As the field matures, smaller batch runs, tailored packaging, and just-in-time delivery become more feasible. Responsive supply chains lessen risk for both us and our clients. For now, the surest way we see to maintain vigilance on chromatographic grade n-Hexane is consistent operator training, regular third-party audits, and a culture of open feedback from the field. The manufacturing floor and the analytical bench stay in constant conversation. If the end use reveals a performance gap or new trace contaminant, our process adjusts so future batches stay fit for purpose.
Nearly every batch of chromatographic grade n-Hexane tells a story. From supplier trucks to fractionation towers, from operator hands to the final instrument check, cumulative detail and deliberate effort go into every step. Labs depend on more than a certificate of analysis; they need real-world, repeatable behavior in their daily runs. In working with users time and again, we found that transparent processes, real technical dialogue, and listening to the “why” behind every new request lead to a solvent product that withstands both published standards and the tests real scientists throw at it every day.

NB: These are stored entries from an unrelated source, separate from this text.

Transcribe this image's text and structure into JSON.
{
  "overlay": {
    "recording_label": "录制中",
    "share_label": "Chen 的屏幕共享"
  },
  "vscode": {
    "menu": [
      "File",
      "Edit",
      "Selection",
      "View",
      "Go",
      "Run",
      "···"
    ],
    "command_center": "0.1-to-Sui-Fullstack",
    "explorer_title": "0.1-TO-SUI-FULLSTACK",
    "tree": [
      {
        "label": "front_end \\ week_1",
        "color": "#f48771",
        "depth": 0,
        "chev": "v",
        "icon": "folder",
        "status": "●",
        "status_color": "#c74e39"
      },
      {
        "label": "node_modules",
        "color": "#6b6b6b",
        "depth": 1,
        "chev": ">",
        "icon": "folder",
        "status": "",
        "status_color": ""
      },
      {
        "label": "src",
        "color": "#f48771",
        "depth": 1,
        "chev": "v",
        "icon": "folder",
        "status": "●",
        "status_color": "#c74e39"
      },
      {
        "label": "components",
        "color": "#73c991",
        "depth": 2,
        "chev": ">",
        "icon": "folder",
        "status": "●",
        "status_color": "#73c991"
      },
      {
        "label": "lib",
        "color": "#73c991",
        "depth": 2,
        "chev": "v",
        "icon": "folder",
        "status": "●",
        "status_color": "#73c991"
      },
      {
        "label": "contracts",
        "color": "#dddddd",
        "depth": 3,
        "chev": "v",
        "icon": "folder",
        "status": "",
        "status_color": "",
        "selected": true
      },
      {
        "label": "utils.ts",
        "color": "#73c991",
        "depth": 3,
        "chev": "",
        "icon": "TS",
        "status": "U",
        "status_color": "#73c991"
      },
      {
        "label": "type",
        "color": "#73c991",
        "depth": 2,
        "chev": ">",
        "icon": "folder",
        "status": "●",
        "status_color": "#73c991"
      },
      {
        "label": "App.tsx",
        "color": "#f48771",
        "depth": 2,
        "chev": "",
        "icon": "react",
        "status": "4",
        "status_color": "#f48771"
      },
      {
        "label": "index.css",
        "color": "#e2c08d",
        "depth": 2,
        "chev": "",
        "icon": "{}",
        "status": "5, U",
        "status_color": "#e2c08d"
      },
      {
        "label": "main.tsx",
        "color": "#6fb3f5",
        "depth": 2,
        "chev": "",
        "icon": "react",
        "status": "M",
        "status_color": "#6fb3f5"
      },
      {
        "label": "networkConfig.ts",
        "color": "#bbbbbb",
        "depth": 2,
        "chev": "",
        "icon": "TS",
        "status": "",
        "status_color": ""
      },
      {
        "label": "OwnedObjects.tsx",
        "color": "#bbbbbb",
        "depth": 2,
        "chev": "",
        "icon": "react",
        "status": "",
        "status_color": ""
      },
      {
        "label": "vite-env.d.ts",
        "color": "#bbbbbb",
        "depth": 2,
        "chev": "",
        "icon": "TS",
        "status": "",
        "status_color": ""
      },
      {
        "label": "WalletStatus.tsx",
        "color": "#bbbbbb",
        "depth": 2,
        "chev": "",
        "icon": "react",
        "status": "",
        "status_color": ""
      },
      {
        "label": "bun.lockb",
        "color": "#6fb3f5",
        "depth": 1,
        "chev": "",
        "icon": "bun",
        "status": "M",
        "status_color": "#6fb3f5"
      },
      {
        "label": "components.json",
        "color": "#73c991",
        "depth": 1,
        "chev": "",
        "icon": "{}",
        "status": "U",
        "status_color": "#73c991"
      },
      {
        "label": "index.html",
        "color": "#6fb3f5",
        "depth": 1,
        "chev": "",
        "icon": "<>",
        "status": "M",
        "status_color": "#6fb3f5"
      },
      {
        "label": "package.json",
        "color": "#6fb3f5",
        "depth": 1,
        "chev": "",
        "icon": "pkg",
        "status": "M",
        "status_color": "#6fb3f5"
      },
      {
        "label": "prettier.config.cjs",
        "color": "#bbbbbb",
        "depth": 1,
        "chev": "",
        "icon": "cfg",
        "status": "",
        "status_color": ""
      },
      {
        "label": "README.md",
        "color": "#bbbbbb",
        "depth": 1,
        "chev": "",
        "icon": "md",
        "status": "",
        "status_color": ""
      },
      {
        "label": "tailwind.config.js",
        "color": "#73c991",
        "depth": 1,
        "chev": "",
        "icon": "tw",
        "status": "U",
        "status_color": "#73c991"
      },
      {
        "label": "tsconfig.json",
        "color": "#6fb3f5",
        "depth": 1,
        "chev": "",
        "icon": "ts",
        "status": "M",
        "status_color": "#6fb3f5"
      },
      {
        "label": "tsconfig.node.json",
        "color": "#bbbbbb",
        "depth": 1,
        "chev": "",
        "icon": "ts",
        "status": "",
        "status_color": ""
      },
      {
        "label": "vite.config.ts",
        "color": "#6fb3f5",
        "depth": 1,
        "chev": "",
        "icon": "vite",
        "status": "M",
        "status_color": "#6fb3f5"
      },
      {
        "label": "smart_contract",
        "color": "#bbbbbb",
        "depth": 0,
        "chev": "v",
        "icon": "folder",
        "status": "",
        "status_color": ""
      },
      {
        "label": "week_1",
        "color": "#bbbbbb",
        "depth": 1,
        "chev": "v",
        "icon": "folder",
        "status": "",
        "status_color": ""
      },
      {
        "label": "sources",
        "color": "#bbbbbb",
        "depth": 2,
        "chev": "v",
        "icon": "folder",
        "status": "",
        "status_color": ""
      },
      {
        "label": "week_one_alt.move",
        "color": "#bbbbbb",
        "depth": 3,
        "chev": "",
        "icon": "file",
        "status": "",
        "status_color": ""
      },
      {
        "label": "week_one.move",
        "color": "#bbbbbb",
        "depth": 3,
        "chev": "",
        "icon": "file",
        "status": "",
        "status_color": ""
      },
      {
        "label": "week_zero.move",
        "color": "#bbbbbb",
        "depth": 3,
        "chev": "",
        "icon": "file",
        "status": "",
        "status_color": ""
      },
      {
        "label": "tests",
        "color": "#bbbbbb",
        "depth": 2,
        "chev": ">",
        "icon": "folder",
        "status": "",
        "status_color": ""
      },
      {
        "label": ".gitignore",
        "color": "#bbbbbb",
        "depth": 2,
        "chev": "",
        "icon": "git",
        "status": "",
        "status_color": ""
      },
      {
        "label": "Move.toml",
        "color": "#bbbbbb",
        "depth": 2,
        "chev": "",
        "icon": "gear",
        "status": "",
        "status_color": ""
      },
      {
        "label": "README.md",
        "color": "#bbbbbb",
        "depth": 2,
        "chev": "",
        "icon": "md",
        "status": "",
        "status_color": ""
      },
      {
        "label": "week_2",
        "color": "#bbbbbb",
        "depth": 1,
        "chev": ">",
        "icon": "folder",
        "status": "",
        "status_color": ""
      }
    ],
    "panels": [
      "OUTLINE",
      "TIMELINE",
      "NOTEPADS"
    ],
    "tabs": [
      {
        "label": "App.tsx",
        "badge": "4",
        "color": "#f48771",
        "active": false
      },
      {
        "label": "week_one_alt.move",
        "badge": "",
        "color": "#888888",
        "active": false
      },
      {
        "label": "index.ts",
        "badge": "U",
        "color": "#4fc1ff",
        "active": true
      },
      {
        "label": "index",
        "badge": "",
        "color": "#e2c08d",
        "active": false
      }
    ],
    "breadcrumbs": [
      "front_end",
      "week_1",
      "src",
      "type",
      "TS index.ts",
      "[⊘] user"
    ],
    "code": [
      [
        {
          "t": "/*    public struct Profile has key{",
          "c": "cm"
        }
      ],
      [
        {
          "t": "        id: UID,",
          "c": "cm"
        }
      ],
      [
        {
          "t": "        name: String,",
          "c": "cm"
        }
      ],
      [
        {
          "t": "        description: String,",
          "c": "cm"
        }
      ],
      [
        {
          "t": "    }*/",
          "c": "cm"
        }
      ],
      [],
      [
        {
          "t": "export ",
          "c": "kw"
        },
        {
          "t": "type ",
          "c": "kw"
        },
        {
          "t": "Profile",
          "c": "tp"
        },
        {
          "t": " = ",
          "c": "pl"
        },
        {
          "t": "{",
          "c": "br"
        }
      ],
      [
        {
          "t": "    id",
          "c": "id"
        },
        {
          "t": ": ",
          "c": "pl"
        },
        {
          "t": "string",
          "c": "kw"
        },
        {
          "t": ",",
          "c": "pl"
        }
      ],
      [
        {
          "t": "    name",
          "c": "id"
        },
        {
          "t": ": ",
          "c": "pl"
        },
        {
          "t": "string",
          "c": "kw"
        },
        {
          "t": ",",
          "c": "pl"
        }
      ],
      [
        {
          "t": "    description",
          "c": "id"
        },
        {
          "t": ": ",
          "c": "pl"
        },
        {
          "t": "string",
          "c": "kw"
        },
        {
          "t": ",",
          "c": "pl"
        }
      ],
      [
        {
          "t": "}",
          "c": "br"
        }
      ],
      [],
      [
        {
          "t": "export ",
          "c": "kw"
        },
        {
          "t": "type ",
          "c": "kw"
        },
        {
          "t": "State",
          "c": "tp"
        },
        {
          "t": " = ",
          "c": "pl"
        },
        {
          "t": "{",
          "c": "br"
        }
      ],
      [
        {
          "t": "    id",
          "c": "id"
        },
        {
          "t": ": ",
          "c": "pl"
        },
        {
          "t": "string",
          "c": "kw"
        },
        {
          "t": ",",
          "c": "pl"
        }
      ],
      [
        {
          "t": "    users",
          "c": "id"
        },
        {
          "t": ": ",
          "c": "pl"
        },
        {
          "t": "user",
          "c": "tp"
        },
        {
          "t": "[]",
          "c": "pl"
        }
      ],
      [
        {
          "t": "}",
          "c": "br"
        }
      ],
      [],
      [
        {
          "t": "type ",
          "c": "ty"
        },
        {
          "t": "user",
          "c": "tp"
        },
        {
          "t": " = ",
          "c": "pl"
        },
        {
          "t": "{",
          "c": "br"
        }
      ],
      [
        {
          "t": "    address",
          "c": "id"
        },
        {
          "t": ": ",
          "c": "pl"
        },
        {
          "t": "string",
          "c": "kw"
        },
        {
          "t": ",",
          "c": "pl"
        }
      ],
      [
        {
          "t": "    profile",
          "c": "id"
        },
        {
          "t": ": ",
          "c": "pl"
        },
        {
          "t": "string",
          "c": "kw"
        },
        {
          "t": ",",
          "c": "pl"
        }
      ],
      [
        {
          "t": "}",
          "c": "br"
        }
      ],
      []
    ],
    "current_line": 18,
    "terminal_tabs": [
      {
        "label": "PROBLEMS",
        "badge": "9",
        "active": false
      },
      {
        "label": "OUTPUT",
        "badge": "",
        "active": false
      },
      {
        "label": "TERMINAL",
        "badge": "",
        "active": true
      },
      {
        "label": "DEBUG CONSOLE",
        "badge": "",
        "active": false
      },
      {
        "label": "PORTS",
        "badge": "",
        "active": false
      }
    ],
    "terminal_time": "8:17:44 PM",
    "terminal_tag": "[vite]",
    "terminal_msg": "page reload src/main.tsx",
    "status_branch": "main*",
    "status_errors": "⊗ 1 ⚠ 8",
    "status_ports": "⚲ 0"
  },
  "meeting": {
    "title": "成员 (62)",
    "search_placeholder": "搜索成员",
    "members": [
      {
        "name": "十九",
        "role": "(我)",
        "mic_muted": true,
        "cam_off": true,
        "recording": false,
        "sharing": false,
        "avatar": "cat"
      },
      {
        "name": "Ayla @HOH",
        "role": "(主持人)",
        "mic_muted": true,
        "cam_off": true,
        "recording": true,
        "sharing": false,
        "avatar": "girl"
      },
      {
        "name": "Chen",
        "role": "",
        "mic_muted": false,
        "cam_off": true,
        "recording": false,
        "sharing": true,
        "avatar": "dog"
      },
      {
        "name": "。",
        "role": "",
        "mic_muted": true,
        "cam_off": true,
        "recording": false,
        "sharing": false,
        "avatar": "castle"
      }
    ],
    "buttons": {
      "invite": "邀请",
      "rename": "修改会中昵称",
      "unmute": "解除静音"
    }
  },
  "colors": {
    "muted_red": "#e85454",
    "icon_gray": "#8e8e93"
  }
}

n-Hexane Chromatographic Grade doesn’t rest on tradition or marketing. Years of feedback, troubleshooting, audits, and unexpected challenges shape what leaves our plant every week. From practical shipping processes to careful material audits, our commitment stays rooted in the same fact: a truly reliable chromatographic solvent draws its value from rigorous control, unbroken traceability, and a willingness to solve problems shoulder to shoulder with the people who depend on it for their work.